Chapter Sixty-Five

Jean Lafitte Nature Preserve, Louisiana

WALKER’S DRIVE OUT of the city had felt like slipping through layers of time, leaving behind the neon pulse of the French Quarter for the shadowed stillness of the bayou. He kept one eye on the rearview mirror the entire way, watching for tails, police helicopters, and drones.

The Travois cabin sat at the end of a gravel lane in a quiet bend of Bayou des Familles, surrounded by cypress and live oaks that leaned over the water like sentinels.

The inlet was narrow, the water black and still, broken only by the occasional ripple of a frog or the distant slap of a fish.

Technically, it was part of a neighborhood of vacation homes, but the trees and water had long since isolated each property into its own world.

He spent the night on a creaky hospital bed in the back room, the windows open for airflow and so that Walker could hear the noise of an approaching vehicle. The frogs croaked in the inlet beyond the screens, and the air smelled of damp earth and dusty linens. He woke at every rustle.

By morning, he was sitting in front of Gloria’s Royal De Luxe typewriter. The pieces were there but parts were still missing. Derek Matheson and Genyra Pharmaceuticals, Fulgencio Vargas, Dorado Freight, Nectar Corporation, Cornelius Bates’s COPE Unit, and Irene Isaacson. This was big business.

Would Matheson and Bates be at Isaacson’s event at the Shaw Center for the Arts in Baton Rouge?

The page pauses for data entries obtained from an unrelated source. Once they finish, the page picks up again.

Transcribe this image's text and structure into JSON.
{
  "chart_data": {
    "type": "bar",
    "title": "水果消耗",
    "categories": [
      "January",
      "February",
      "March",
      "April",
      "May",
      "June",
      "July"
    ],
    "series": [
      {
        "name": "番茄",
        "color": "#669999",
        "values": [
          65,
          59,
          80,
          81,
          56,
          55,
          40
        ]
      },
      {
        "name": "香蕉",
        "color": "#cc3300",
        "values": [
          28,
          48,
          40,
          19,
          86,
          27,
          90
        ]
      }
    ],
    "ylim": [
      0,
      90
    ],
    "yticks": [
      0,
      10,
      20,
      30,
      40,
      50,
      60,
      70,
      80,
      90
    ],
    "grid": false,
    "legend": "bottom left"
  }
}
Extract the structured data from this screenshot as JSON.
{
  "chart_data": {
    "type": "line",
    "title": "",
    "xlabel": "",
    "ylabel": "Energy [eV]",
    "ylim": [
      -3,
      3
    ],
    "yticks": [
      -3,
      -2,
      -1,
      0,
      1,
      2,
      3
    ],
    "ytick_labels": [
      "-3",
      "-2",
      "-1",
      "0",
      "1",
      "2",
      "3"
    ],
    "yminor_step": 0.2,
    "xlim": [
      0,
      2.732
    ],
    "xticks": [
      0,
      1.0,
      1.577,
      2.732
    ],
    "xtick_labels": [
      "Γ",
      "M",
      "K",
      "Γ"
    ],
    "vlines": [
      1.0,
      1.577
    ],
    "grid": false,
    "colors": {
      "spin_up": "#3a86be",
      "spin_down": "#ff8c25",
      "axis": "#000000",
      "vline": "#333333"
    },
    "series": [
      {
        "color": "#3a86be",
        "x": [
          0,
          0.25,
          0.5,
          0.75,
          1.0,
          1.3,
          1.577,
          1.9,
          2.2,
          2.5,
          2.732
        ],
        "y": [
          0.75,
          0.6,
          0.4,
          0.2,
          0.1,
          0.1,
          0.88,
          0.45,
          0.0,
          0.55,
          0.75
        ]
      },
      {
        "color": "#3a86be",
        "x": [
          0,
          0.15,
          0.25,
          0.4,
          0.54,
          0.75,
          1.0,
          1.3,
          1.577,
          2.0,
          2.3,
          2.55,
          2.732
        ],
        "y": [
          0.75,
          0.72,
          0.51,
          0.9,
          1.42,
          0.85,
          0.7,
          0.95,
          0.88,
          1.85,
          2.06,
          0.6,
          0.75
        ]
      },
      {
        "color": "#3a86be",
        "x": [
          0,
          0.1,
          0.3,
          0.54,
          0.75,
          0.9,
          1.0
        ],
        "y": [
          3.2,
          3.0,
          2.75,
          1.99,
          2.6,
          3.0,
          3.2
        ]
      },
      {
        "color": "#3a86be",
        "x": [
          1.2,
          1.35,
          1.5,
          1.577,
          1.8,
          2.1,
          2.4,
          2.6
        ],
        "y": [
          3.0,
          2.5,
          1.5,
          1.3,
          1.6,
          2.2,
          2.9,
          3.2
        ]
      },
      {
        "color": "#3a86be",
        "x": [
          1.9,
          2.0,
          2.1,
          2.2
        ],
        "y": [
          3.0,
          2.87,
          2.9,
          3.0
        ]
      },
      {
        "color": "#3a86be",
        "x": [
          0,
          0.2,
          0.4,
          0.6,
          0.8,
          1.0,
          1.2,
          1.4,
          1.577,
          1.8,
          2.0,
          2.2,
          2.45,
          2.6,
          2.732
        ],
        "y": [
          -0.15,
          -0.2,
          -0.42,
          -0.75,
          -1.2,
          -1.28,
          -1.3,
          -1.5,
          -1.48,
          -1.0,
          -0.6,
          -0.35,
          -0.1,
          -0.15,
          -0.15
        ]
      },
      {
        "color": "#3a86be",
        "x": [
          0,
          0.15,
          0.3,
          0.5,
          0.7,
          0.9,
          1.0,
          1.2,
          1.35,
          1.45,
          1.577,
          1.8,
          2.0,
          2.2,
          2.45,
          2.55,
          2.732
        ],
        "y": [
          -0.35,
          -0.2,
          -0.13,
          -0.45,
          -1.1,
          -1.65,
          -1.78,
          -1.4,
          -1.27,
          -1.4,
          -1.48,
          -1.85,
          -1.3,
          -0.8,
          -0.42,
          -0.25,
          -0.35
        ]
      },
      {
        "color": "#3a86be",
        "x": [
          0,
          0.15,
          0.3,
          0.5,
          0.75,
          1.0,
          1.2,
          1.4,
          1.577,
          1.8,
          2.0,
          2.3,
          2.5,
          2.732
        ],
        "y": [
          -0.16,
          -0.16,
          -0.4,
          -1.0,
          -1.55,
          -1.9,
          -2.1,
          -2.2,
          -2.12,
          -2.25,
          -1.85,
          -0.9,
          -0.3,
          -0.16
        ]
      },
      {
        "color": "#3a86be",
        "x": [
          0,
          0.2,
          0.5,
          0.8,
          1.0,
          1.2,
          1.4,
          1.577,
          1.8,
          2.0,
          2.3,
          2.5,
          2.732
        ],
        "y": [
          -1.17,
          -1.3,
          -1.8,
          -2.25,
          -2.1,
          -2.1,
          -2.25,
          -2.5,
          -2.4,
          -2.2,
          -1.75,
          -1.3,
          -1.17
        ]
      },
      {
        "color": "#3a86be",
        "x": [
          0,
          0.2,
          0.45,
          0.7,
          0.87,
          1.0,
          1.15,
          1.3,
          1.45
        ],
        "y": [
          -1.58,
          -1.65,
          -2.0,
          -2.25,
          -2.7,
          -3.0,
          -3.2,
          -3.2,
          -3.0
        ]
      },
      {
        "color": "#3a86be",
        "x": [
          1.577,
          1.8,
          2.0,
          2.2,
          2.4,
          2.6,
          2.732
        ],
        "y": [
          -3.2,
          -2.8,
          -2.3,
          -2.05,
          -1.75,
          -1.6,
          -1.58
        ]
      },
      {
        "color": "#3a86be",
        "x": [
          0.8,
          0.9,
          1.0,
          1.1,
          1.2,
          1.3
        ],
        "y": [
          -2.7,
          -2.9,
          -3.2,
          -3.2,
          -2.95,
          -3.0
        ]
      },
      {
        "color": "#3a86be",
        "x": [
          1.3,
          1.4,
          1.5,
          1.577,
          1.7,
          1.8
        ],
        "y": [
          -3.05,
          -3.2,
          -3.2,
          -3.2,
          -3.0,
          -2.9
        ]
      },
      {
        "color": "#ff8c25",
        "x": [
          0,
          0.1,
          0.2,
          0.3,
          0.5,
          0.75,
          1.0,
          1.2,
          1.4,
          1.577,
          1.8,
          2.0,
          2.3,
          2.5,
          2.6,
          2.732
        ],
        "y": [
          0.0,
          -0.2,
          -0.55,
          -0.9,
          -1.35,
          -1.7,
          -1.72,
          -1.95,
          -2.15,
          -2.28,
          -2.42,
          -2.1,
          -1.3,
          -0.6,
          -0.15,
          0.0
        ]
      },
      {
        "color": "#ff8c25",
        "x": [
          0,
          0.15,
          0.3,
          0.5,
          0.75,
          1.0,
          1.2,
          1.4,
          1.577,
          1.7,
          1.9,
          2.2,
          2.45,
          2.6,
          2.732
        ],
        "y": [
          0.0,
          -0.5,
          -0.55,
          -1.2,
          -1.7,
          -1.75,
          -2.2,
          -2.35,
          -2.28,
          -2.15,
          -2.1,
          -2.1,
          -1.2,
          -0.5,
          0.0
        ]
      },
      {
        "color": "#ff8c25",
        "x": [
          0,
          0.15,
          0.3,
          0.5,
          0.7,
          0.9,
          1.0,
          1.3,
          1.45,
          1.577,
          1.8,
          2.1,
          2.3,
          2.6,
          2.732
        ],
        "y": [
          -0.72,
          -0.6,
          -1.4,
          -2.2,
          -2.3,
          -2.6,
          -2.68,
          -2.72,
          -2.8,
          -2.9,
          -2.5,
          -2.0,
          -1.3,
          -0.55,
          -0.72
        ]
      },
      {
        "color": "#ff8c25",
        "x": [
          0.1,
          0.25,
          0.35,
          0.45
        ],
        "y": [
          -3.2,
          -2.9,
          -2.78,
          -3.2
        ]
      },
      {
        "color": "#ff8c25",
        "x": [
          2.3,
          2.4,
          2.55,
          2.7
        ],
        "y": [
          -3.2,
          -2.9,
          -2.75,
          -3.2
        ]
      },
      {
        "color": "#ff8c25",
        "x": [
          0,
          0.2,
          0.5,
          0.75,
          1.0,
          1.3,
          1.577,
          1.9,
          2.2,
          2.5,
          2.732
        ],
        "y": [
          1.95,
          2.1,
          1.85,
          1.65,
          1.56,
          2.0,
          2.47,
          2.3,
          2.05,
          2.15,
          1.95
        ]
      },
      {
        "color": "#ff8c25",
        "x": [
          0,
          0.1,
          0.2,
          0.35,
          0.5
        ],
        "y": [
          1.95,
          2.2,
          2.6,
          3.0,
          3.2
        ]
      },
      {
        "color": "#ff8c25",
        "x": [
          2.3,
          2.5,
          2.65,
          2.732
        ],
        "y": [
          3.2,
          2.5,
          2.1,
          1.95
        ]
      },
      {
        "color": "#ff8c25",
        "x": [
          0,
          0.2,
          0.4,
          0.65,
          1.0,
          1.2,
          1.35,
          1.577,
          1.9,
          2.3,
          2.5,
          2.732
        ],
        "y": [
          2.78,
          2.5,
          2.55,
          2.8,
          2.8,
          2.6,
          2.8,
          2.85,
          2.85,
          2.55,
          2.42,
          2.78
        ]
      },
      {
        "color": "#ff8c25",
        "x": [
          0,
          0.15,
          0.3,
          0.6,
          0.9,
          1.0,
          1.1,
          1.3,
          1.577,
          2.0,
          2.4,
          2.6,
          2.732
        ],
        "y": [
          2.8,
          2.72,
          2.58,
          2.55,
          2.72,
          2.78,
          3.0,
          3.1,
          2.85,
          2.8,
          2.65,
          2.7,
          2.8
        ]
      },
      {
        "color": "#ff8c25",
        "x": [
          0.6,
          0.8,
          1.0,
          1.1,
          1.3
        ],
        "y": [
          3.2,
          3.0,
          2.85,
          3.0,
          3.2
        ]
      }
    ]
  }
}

Are you judge, jury, and executioner?

There had been a change in his tactics, one he had been ignoring, but in the solitude of the swamp he had to confront it.

He had no choice at the Staubs’ home or at the trap house in the Ninth, his first visit to Dorado Freight or with Dupuis.

Those kills had been righteous. What about Gormley and Kimbel?

Did you have to kill them?

It was justice.

Was it? Not according to Plato or Aristotle.

I told myself I was doing it for justice, for Connor and Leigh Ann. For John.

You told yourself… What about honesty?

Honesty?

What would all your philosopher friends say about honesty? Kant, Hume, Nietzsche, Wittgenstein, how would you justify your actions to them?

I thought I was doing it for justice, but when I killed Gormley and Kimbel, was it for justice or for me?

Then turn what you have over to Greer and finish what you started in Washington State; put the gun to your head and pull the trigger.

Not yet.

You’ve done enough damage.

He tried to put the debate in his head to rest by walking the perimeter of the property, noting the terrain: a narrow dock, a shallow inlet perfect for boat access, and a thicket of palmetto and cypress.

It was peaceful. He imagined Gloria and Alexandre sipping sweet tea on their porch.

By late afternoon, as the sun filtered through the moss like golden smoke, he was back at the typewriter.

Finish this, attach what evidence you have, turn it over to both Greer and someone you trust at the federal level, and then put that pistol in your mouth. Or you could kill Bates, Matheson, Isaacson, and Vargas.

Philosophers have debated the merits of justice for centuries.

While you continue to debate, get that swamp boat running, and build more bombs.